In each session, one particular lung area is treated. Usually, the right lower lobe in the first session, the left lower lobe in the second session, and upper lobes in the last session. The right middle lobe is not treated because of the narrow opening of the lobar bronchus and acute take off angle where treatment related inflammation may lead to lobe collapse. After the patient is sedated, or is under general anesthesia, and the return electrode is placed, the bronchoscope is advanced to the target area and the treatment of each segment and subsegment is carried out in a systematic way. Because there may not be any visible effect on the mucosa, the treatment should be performed in a systematic manner distal to the proximal airways, without overlapping the treatment areas. The catheter is advanced distally to the level that the bronchoscopist is able to see the electrode arrays, which usually corresponds to 3 mm airways. After the smallest/distal area is treated, the catheter is pulled back 5 mm each time to treat the entire airway. This is done as long as all four electrodes in the array touch the airway wall mucosa, which is usually the airways measuring 13 mm in diameter. Each treatment application, which is achieved by stepping on the footswitch once, lasts 10 seconds. When the catheter handle is used to expand the electrode arrays, the arrays should only be touching the mucosa gently and should be released/relaxed between treatments.
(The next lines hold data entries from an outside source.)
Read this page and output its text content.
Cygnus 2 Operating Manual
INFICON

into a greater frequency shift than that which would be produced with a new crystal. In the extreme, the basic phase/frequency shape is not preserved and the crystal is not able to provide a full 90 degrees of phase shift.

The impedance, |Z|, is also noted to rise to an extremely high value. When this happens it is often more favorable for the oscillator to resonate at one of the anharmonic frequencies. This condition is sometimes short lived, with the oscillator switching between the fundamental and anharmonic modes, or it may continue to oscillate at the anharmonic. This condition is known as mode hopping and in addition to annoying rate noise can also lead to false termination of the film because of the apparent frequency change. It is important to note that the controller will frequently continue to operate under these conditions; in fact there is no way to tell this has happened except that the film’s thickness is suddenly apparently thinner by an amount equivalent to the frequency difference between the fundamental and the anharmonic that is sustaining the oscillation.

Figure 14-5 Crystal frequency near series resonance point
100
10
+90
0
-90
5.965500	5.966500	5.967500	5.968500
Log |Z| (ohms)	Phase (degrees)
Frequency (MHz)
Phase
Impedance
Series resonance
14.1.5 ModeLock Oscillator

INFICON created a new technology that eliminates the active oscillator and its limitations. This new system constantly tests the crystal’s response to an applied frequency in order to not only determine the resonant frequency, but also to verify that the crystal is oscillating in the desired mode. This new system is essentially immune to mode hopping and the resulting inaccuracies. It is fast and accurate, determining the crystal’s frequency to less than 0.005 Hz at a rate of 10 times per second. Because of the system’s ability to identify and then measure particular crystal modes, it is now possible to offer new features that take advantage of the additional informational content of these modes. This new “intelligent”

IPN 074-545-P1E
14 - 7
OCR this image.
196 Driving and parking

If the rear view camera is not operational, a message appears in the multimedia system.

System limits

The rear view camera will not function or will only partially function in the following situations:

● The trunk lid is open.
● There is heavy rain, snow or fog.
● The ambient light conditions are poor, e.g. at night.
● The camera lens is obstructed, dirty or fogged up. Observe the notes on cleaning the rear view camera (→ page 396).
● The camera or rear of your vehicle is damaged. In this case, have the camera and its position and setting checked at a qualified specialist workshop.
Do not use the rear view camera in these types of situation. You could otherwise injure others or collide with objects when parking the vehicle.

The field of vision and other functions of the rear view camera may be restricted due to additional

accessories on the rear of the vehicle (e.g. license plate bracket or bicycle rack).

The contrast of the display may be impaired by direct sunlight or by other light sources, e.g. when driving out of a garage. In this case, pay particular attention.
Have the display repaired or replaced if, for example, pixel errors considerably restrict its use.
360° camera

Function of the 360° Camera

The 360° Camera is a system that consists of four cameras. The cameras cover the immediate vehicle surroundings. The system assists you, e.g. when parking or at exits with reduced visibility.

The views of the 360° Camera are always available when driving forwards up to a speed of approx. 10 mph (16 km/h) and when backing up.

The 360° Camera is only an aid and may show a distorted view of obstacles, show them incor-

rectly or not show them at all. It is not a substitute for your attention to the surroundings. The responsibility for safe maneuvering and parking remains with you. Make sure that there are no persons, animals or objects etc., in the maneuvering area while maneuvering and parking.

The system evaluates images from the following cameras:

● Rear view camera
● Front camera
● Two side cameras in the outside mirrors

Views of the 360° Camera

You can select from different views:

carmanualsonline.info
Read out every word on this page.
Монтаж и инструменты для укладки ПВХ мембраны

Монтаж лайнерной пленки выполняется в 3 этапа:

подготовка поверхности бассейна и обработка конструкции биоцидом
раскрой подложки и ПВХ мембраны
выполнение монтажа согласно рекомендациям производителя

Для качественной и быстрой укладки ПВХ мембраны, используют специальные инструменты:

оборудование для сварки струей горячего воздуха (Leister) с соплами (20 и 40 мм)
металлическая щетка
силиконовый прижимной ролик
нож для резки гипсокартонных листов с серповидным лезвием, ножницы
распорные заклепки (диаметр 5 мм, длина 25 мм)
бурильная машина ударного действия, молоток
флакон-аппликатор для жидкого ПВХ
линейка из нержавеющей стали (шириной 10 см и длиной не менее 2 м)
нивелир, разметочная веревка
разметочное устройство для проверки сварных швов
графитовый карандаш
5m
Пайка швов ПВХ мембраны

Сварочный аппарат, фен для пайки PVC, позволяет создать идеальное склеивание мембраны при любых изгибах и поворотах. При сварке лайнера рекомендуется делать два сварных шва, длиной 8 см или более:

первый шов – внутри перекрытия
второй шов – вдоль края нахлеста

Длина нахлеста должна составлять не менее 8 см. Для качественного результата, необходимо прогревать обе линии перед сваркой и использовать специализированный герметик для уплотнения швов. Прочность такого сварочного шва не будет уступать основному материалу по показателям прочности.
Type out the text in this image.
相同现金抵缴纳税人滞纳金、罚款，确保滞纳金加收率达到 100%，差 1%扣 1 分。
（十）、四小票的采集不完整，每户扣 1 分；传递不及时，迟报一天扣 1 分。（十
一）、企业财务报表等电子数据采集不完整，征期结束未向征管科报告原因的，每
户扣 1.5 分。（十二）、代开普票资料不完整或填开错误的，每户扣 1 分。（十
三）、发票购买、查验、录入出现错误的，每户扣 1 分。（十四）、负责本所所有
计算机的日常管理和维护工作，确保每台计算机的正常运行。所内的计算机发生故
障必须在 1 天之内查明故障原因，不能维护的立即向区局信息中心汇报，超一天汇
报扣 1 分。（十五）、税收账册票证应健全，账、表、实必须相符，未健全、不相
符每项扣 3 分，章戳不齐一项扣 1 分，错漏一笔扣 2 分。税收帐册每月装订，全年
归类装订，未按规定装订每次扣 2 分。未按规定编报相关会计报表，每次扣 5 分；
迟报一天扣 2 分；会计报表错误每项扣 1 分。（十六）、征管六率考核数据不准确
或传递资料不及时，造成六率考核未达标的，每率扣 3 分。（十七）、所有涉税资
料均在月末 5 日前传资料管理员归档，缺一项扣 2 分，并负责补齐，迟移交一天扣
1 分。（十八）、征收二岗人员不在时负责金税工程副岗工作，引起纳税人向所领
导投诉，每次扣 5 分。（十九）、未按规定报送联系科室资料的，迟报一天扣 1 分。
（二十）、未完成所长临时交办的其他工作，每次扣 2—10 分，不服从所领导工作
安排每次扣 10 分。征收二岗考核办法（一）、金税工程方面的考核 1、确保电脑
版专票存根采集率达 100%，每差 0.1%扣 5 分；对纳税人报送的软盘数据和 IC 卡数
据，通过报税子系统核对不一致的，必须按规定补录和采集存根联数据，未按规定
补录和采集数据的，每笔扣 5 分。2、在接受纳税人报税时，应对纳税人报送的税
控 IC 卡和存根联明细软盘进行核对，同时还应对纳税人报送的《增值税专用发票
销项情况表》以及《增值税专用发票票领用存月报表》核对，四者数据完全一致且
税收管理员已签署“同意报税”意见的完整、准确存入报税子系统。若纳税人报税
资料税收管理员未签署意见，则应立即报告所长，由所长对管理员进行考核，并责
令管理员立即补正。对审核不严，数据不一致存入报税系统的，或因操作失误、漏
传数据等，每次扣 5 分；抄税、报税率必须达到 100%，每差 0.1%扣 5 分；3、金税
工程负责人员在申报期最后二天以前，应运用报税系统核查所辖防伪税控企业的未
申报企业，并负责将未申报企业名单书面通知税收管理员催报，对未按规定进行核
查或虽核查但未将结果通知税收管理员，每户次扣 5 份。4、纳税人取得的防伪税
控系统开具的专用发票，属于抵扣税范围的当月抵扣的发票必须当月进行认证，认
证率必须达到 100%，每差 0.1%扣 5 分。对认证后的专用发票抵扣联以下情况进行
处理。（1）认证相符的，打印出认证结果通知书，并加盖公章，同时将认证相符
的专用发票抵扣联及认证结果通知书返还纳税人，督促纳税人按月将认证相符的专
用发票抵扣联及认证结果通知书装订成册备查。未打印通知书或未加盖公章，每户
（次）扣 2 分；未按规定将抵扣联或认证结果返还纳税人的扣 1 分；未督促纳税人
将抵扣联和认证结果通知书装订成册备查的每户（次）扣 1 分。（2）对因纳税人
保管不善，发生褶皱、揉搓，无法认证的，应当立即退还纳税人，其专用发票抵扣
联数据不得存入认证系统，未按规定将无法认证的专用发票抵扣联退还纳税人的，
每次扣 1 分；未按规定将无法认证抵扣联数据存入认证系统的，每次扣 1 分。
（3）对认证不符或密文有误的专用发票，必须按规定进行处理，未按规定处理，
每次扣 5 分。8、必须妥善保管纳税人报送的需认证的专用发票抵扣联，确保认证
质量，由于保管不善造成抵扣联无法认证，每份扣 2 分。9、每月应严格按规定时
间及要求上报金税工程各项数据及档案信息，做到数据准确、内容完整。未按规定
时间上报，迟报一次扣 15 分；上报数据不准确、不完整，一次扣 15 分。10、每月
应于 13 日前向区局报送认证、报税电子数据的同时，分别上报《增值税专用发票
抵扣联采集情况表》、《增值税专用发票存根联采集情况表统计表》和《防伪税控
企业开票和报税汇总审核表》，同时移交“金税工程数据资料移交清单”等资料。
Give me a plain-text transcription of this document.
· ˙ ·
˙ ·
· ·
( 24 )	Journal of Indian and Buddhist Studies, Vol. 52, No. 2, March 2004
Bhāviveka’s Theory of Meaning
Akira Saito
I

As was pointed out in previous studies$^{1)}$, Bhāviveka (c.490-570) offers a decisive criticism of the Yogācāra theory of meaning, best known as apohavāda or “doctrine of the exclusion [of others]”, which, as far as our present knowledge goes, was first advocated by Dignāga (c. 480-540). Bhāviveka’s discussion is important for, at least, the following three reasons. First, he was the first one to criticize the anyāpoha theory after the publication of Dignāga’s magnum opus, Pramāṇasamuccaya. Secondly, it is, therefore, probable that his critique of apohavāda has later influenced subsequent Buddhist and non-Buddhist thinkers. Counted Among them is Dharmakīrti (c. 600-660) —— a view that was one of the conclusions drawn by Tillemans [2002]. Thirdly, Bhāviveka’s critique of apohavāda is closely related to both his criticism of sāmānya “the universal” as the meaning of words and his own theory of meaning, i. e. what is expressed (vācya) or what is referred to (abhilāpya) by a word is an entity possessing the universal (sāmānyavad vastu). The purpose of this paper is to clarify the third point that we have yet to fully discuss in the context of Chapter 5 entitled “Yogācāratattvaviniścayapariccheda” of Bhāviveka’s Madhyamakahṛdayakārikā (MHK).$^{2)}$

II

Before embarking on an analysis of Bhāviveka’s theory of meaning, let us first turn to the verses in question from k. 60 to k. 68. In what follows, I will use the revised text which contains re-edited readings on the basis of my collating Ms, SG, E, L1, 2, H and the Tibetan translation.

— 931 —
Once the treatment session is completed, the patient is usually monitored 2-4 hours in the recovery area. Spirometry should be performed prior to discharge and the FEV1 should be within the 80% of the pre-procedure value. If not, overnight admission for observation is suggested.
References
- Expert panel report 3: guidelines for the diagnosis and management of asthma. Bethesda, MD: National Heart, Lung, and Blood Institute, August 2007. (Accessed on June 10, 2012).
- Cox PG , Miller J , Mitzner W , Leff AR . Radiofrequency ablation of airway smooth muscle for sustained treatment of asthma: preliminary investigations. Eur Respir J . 2004 ; 24 ( 4 ):659 - 663.
- Miller JD , Cox G , Vincic L , Lombard CM , Loomas BE , Danek CJ . A prospective feasibility study of bronchial thermoplasty in the human airway. Chest . 2005 ; 127 ( 6 ):1999.